OPEN BOEKJE (7) De Heuvel van Willy Spillebeen over Hill 60 in Zillebeke

Redactie KW

Elke week duiken we in de bibliotheek om er een boek van een West-Vlaamse auteur van onder het stof of van op het schap te halen. We blijven ook van de week in oorlogsgebied. In 2002 verscheen bij het Davidsfonds De Heuvel van Willy Spillebeen. Het leek ons passend om het boek van de week nog eens boven te halen.

De Heuvel uit de titel van het werk dat Willy Spillebeen (Menen) in 2002 bij het Davidsfonds publiceerde, staat voor Hill 60. Voor wie wat vertrouwd is met de Eerste Wereldoorlog in de Westhoek is Hill 60 een vertrouwde naam, die meteen de gruwel van die Eerste Wereldoorlog oproept.

Hill 60 is een heuvel langs de spoorlijn Ieper-Kortrijk, nabij Zillebeke. Het is een ‘onnatuurlijke’ heuvel, aangelegd met aarde die vrijkwam bij de aanleg van de spoorweg.

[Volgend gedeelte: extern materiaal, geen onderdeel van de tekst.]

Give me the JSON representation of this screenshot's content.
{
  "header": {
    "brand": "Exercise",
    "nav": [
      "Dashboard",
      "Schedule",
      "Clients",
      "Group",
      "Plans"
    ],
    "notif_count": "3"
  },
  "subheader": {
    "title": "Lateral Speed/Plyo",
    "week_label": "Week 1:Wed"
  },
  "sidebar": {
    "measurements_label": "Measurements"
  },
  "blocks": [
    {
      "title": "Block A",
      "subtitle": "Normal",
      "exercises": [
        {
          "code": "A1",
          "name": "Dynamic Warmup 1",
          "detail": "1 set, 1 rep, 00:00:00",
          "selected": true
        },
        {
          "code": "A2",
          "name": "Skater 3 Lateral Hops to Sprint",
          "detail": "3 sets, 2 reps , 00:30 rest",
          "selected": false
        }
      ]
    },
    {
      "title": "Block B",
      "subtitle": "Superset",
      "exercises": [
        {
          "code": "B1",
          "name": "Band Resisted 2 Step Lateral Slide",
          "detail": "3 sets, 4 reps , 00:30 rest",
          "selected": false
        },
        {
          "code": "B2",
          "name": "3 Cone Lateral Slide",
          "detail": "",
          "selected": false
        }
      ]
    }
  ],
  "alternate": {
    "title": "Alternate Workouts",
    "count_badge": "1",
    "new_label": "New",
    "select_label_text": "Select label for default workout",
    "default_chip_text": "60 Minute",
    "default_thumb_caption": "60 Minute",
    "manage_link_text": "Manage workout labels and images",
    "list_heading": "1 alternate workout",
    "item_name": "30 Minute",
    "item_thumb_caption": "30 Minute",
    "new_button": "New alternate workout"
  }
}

Hill 60 werd in december 1914 veroverd door de Duitsers. De heuvel was een belangrijke strategisch punt langs de frontlijn. Vanop de heuvel hadden de Duitsers vrij zicht over Ieper.

De Britten probeerden de heuvel te heroveren op de Duitsers door tunnels te graven naar en onder de heuvel. Voor het maken van die tunnels deden de Britten een beroep op mijnwerkers uit Manchester. Toen de tunnels klaar waren, plaatsten de Britten mijnen onder de heuvel en lieten die ontploffen. De hele Duitse stelling werd vernietigd en de Britten konden de heuvel innemen. Korte tijd later kwam de heuvel weer in handen van de Duitsers en na een nieuwe Britse aanval – de Britten hadden versterkingen aangevoerd, veroverden de Britten weer de heuvel.

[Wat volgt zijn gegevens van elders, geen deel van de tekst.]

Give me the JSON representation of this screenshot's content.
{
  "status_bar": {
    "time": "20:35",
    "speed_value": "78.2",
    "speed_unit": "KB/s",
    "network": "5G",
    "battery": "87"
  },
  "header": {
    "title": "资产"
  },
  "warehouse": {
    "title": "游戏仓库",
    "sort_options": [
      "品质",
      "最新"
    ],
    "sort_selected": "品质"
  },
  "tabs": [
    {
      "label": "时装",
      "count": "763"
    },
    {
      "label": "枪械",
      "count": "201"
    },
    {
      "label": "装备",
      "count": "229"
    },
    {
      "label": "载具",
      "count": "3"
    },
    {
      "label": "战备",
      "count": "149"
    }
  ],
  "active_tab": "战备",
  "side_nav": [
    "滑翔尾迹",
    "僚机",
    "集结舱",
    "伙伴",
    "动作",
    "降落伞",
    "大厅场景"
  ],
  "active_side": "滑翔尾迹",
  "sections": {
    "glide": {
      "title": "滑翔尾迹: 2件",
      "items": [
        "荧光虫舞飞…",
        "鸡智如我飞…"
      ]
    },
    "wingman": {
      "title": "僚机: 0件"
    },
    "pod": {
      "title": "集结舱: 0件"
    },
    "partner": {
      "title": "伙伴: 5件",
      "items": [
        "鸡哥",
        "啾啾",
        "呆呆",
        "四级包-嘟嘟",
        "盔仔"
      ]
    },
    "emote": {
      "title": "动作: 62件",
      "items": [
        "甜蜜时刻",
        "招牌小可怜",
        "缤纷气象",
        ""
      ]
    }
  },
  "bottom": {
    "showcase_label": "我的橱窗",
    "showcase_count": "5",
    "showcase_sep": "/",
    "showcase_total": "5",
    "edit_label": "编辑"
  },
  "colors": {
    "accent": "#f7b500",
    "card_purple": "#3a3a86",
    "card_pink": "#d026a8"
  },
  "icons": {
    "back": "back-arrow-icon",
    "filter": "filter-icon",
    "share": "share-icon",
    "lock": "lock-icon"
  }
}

Van de heuvel restte niet veel meer. Het was een krater geworden, waarin veel Duitse en Britse soldaten de dood vonden.

In dat schrikwekkend decor plaatst auteur Willy Spillebeen zijn oorlogs- en familieverhaal ‘De Heuvel’. Aanvankelijk heet de heuvel nog de ‘vrijersberg’: een “heuveltje van niemendal”, begint Willy Spillebeen het boek. “Dat de paartjes uit de verre omtrek al jaren langs de spoorweg dat heuveltje opklommen, waarna ze door hun ouders werden uitgescholden en door de buurt met de vinger werden gewezen, was nog geen reden om over een echte naam te spreken. Die ‘vrijersberg’ lag in een gehucht van enkele kortwoonsten en een boerderij. Zwarteleen noemde het gehucht. De straat van Hill 60 is overigens de Zwarteleenstraat.

We zien hoe de familie op Zwarteleen de komst van de Duitsers in oktober 1914 ondergaat. Toevallig zijn twee kinderen – Bruno en Lucia – er niet als de Duitsers arriveren. De rest van de familie slaat op de vlucht en belandt in Normandië. Bruno en Lucia komen in Roeselare terecht en zijn zo voor de hele oorlog door de frontlinie van de rest van de familie afgescheiden. Een van de kinderen is trouwens als soldaat aan het front.

Maar Willy Spillebeen voert in het boek ook Duitsers en Britten op die hij volgt in die waanzinnige strijd om de Heuvel, Hill60 of – voor de Duitsers – Höhe 60. Aan Duitse zijde volgen we Otto Peterson, een kolonel, die zichzelf meer dan eens afvraagt hoe zinloos al dat lijden aan het front wel is. Maar… de plicht roept en hij luistert meer naar die roep dan naar die van zijn geweten. Ook wanneer zijn studiegenoot, de dikkige, wat amechtige chemicus professor Haber plannen voor de eerste aanval met gifgas (chloorgas) op tafel legt.

Aan Britse zijde volgen we majoor Norton Griffiths. Hij is het die op het idee komt om mijnwerkers in te zetten om de heuvel te ondertunnelen en zo letterlijk te ondermijnen.

Als de familie na de oorlog terugkeert naar het Zwarteleengehucht treffen ze dodenakker na dodenakker aan, en is alles wat er was voor ze vertrokken, vernield, platgeschoten en kapotgebrand. De oorlog blijft ook na de oorlog voor verschrikking zorgen, ondervindt Bruno al gauw.

Willy Spillebeen schreef met De Heuvel een aangrijpend familie- en oorlogsverhaal, waarin de waanzin en de gruwel van de oorlog haast elke bladzijde tekenen. Het loont de moeite om dit boek, zo vlak voor de grote herdenkingen rond 100 jaar Eerste Wereldoorlog, nog eens boven te halen. Om vervolgens, na het lezen, Hill 60 en de frontlinie in Ieper nog eens te bezoeken. Alleen… vrijblijvend rondtoeren in de frontstreek kan dan zeker niet meer.

(Jan Gheysen)

De Heuvel van Willy Spillebeen telt 419 bladzijden en is in 2002 uitgegeven door het Davidsfonds.